Influence of the aromatic moiety in α- And β-arylalanines on their biotransformation with phenylalanine 2,3-aminomutase from: Pantoea agglomerans
Varga, Andrea,Bánóczi, Gergely,Nagy, Botond,Bencze, László Csaba,To?a, Monica Ioana,Gellért, ákos,Irimie, Florin Dan,Rétey, János,Poppe, László,Paizs, Csaba
, p. 56412 - 56420 (2016/07/06)
In this study enantiomer selective isomerization of various racemic α- and β-arylalanines catalysed by phenylalanine 2,3-aminomutase from Pantoea agglomerans (PaPAM) was investigated.
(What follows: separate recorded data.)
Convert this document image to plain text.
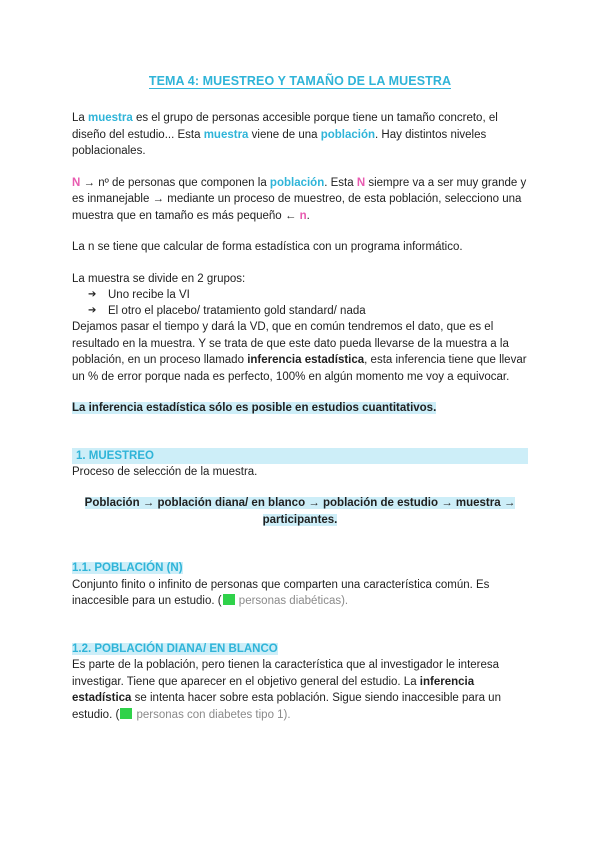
TEMA 4: MUESTREO Y TAMAÑO DE LA MUESTRA

La muestra es el grupo de personas accesible porque tiene un tamaño concreto, el diseño del estudio... Esta muestra viene de una población. Hay distintos niveles poblacionales.

N → nº de personas que componen la población. Esta N siempre va a ser muy grande y es inmanejable → mediante un proceso de muestreo, de esta población, selecciono una muestra que en tamaño es más pequeño ← n.

La n se tiene que calcular de forma estadística con un programa informático.

La muestra se divide en 2 grupos:

➔ Uno recibe la VI
➔ El otro el placebo/ tratamiento gold standard/ nada

Dejamos pasar el tiempo y dará la VD, que en común tendremos el dato, que es el resultado en la muestra. Y se trata de que este dato pueda llevarse de la muestra a la población, en un proceso llamado inferencia estadística, esta inferencia tiene que llevar un % de error porque nada es perfecto, 100% en algún momento me voy a equivocar.

La inferencia estadística sólo es posible en estudios cuantitativos.

1. MUESTREO

Proceso de selección de la muestra.

Población → población diana/ en blanco → población de estudio → muestra → participantes.

1.1. POBLACIÓN (N)

Conjunto finito o infinito de personas que comparten una característica común. Es inaccesible para un estudio. ( personas diabéticas).

1.2. POBLACIÓN DIANA/ EN BLANCO

Es parte de la población, pero tienen la característica que al investigador le interesa investigar. Tiene que aparecer en el objetivo general del estudio. La inferencia estadística se intenta hacer sobre esta población. Sigue siendo inaccesible para un estudio. ( personas con diabetes tipo 1).
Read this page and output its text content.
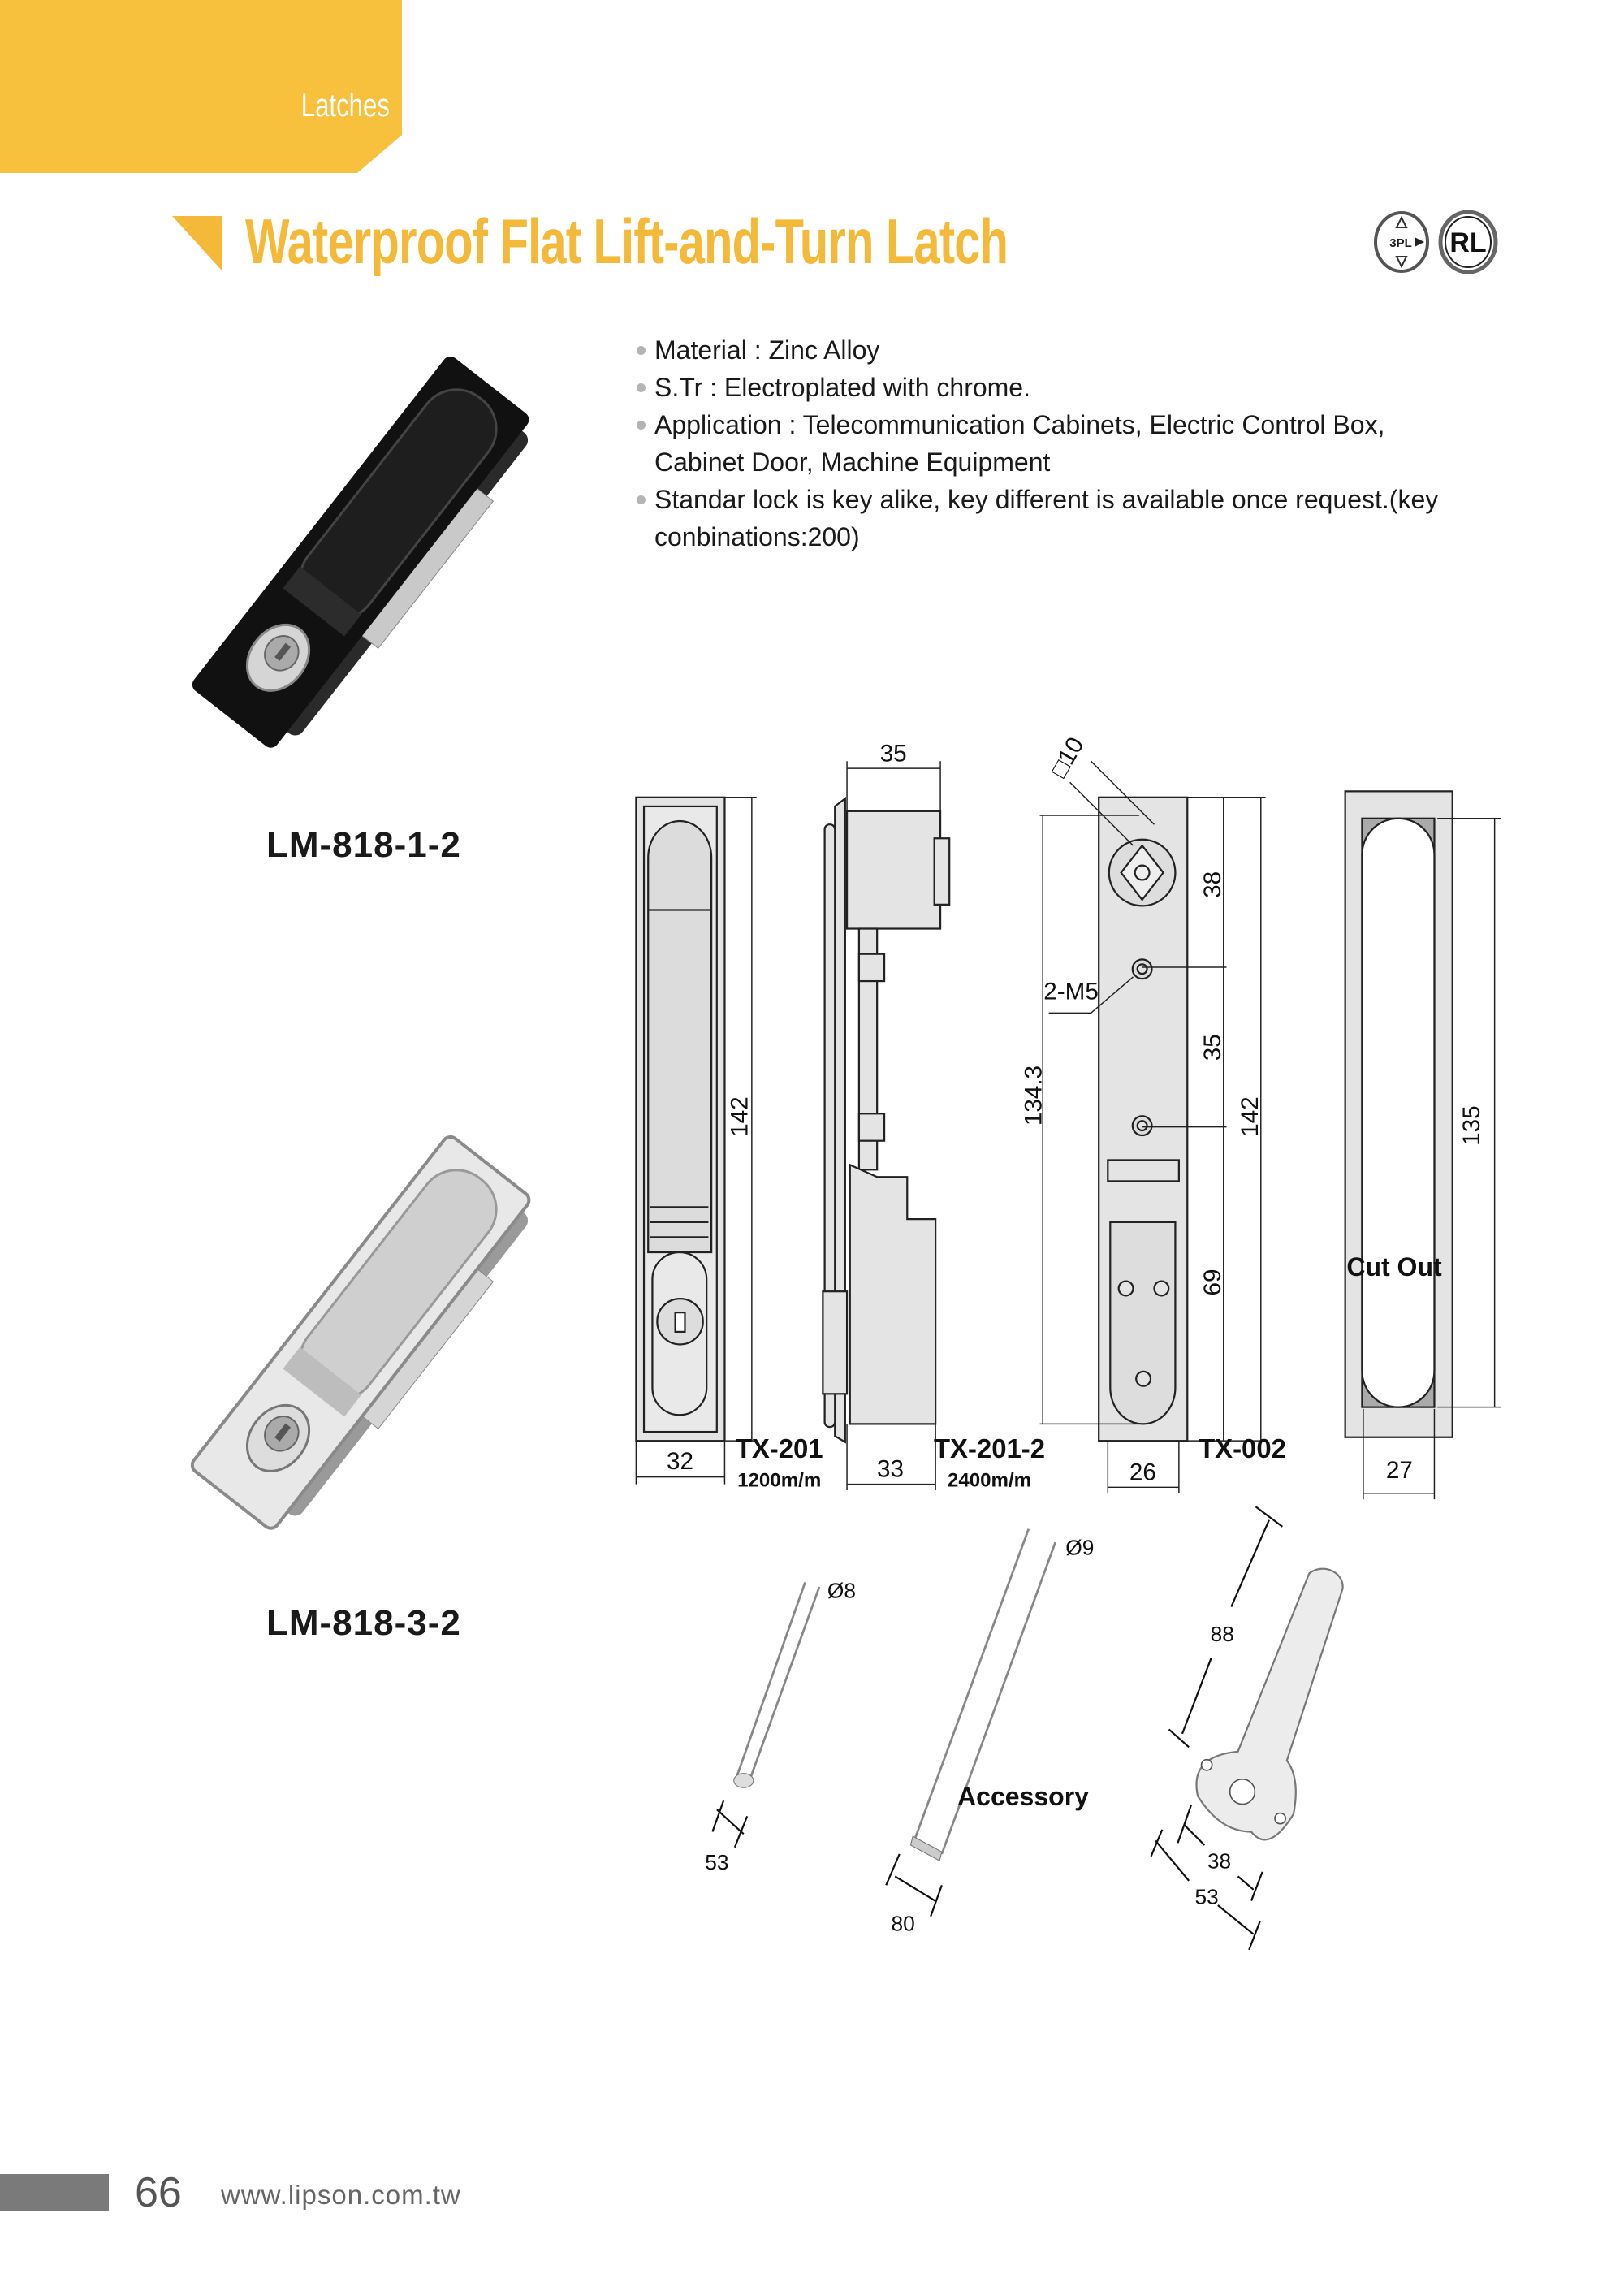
Latches
Waterproof Flat Lift-and-Turn Latch	3PL RL
Material : Zinc Alloy
S.Tr : Electroplated with chrome.
Application : Telecommunication Cabinets, Electric Control Box, Cabinet Door, Machine Equipment
Standar lock is key alike, key different is available once request.(key conbinations:200)
LM-818-1-2
LM-818-3-2
142
32
35
33
□10
2-M5
134.3
38
35
69
142
26
135
27
Cut Out
TX-201
1200m/m
Ø8
53
TX-201-2
2400m/m
Ø9
80
TX-002
88
38
53
Accessory
66 www.lipson.com.tw
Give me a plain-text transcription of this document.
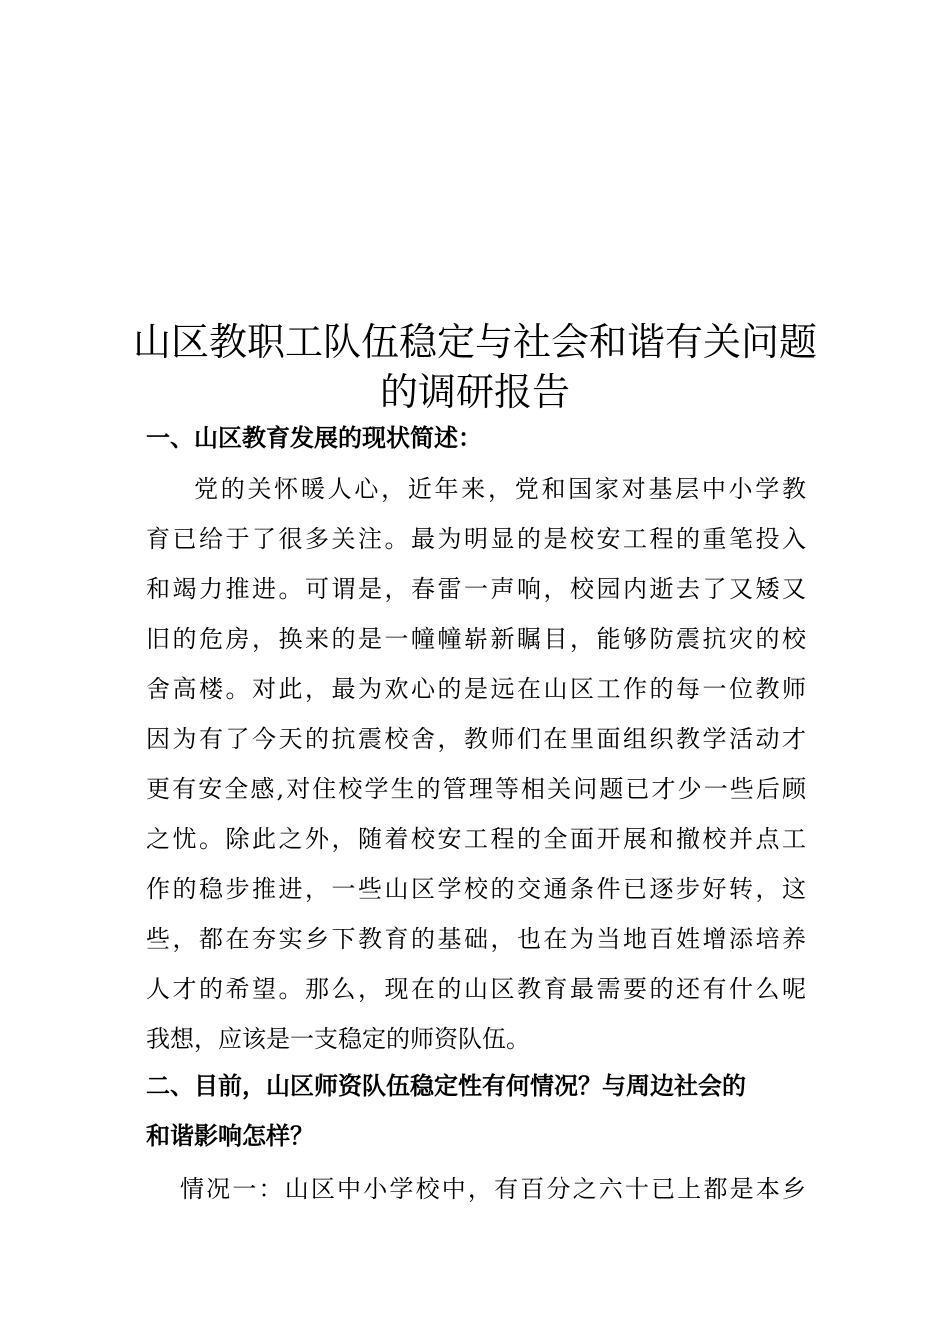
山区教职工队伍稳定与社会和谐有关问题
的调研报告
一、山区教育发展的现状简述：

党的关怀暖人心，近年来，党和国家对基层中小学教

育已给于了很多关注。最为明显的是校安工程的重笔投入

和竭力推进。可谓是，春雷一声响，校园内逝去了又矮又

旧的危房，换来的是一幢幢崭新瞩目，能够防震抗灾的校

舍高楼。对此，最为欢心的是远在山区工作的每一位教师

因为有了今天的抗震校舍，教师们在里面组织教学活动才

更有安全感,对住校学生的管理等相关问题已才少一些后顾

之忧。除此之外，随着校安工程的全面开展和撤校并点工

作的稳步推进，一些山区学校的交通条件已逐步好转，这

些，都在夯实乡下教育的基础，也在为当地百姓增添培养

人才的希望。那么，现在的山区教育最需要的还有什么呢

我想，应该是一支稳定的师资队伍。

二、目前，山区师资队伍稳定性有何情况？与周边社会的
和谐影响怎样？

情况一：山区中小学校中，有百分之六十已上都是本乡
Both α- and β-arylalanines were accepted as substrates when the aryl moiety was relatively small, like phenyl, 2-, 3-, 4-fluorophenyl or thiophen-2-yl. While 2-substituted α-phenylalanines bearing bulky electron withdrawing substituents did not react, the corresponding substituted β-aryl analogues were converted rapidly. Conversion of 3- and 4-substituted α-arylalanines happened smoothly, while conversion of the corresponding β-arylalanines was poor or non-existent. In the range of pH 7-9 there was no significant influence on the conversion of racemic α- or β-(thiophen-2-yl)alanines, whereas increasing the concentration of ammonia (ammonium carbonate from 50 to 1000 mM) inhibited the isomerization progressively and decreased the amount of the by-product (i.e. (E)-3-(thiophen-2-yl)acrylic acid was detected). In all cases, the high ee values of the products indicated excellent enantiomer selectivity and stereospecificity of the isomerization except for (S)-2-nitro-α-phenylalanine (ee 92%) from the β-isomer. Substituent effects were rationalized by computational modelling revealing that one of the main factors controlling biocatalytic activity was the energy difference between the covalent regioisomeric enzyme-substrate complexes.